To zdjęcie wykonane przez gruzińską dziennikarkę Ketevan Kardavę, specjalną korespondentkę gruzińskiej telewizji, obiegło cały świat. Internauci przekazywali je sobie tysiące razy, opublikował je także na okładce „New York Times”. Dziś zdjęcie Kardave przybrało rozmiary czegoś w rodzaju symbolu brukselskich zamachów.
„Okna latały. Wszystko było w kurzu i dymie. Wokół mnie byli ludzie bez nóg” – Kardava opowiadała magazynowi „Time”. Znalazła się na brukselskim lotnisku, bo była w trakcie podróży do Genewy, gdzie miała relacjonować przebieg rozmów pomiędzy Rosją a Gruzją.
„Moją pierwszą reakcją po wybuchu było sprawdzenie, czy mam wciąż swoje nogi. Nie mogłam uwierzyć, że ich nie straciłam”. Mniej niż minutę później nastąpiła druga eksplozja. Według Kardavy dopiero wtedy wybuchła panika, każdy starał się ratować swoje życie.
Ona też początkowo chciała schronić się w bezpiecznym miejscu. „Ale zależało mi też na zdjęciach. Moim obowiązkiem jako dziennikarki było zrobienie tych zdjęć. Wiedziałam, że tylko ja jestem w tym miejscu i tylko ja mam taką możliwość”.
Kardava w pewnym momencie zauważyła siedzącą na fotelu kobietę. „Była w szoku. Nic nie mówiła, nawet nie płakała. Patrzyła tylko na to, co działo się dookoła z wielkim przerażeniem”. Dziennikarka nie zdążyła zapytać o imię, zdążyła dostrzec rannego, byłego belgijskiego koszykarza – Sebastiena Bellina.

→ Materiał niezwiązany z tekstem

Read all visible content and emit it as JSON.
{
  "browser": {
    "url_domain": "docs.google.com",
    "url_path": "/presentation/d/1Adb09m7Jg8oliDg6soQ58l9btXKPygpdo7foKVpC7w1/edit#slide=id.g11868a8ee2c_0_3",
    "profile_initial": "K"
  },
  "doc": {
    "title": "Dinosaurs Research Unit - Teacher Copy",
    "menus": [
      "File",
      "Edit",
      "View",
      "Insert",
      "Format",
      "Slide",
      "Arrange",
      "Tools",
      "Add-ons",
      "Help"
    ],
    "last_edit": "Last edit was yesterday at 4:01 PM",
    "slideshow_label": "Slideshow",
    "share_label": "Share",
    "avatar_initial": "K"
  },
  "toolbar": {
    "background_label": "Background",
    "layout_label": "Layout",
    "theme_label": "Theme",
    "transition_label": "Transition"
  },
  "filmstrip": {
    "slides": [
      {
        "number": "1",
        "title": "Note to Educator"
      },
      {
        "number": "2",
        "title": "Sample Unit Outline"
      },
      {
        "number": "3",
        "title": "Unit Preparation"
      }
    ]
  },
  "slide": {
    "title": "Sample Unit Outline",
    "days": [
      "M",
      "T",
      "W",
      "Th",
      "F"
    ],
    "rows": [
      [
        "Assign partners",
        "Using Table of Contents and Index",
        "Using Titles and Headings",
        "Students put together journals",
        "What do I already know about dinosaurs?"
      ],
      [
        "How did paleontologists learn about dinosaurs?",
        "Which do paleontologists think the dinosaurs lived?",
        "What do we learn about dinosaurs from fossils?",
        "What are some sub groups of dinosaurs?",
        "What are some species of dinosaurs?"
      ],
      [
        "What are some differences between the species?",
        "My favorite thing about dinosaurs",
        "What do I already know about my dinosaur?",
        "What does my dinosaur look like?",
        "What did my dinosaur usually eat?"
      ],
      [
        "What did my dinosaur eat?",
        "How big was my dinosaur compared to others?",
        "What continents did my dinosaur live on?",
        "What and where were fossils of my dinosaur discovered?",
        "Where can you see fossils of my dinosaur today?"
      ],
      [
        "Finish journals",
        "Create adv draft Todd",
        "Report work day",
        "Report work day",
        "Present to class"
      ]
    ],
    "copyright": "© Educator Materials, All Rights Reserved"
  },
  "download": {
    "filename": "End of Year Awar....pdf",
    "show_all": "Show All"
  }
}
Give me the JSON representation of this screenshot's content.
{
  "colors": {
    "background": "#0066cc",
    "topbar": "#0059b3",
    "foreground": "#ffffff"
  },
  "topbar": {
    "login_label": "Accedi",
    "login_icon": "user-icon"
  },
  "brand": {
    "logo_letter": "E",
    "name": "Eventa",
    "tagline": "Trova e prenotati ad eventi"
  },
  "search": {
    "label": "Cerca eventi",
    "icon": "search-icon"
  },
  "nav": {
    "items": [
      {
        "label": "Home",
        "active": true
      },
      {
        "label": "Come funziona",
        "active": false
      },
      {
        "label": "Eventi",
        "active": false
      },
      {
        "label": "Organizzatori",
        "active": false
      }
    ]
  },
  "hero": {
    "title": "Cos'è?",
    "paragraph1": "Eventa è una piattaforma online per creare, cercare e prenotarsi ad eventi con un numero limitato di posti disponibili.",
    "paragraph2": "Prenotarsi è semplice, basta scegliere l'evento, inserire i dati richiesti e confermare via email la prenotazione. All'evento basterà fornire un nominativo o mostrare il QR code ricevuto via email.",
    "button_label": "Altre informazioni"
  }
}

„Mam nadzieję, że oboje się teraz bezpieczni. Że wyszli cało z zamachu” – opowiada Gruzinka. Sama tymczasem nie wie, co przyniosą kolejne dni. Przez jakiś czas zostanie w Brukseli, żeby relacjonować przebieg wydarzeń, ale zdaje sobie sprawę, że prędzej czy później będzie musiała wrócić na lotnisko w Zaventem. „Nie mogę sobie tego wyobrazić” – przyznaje.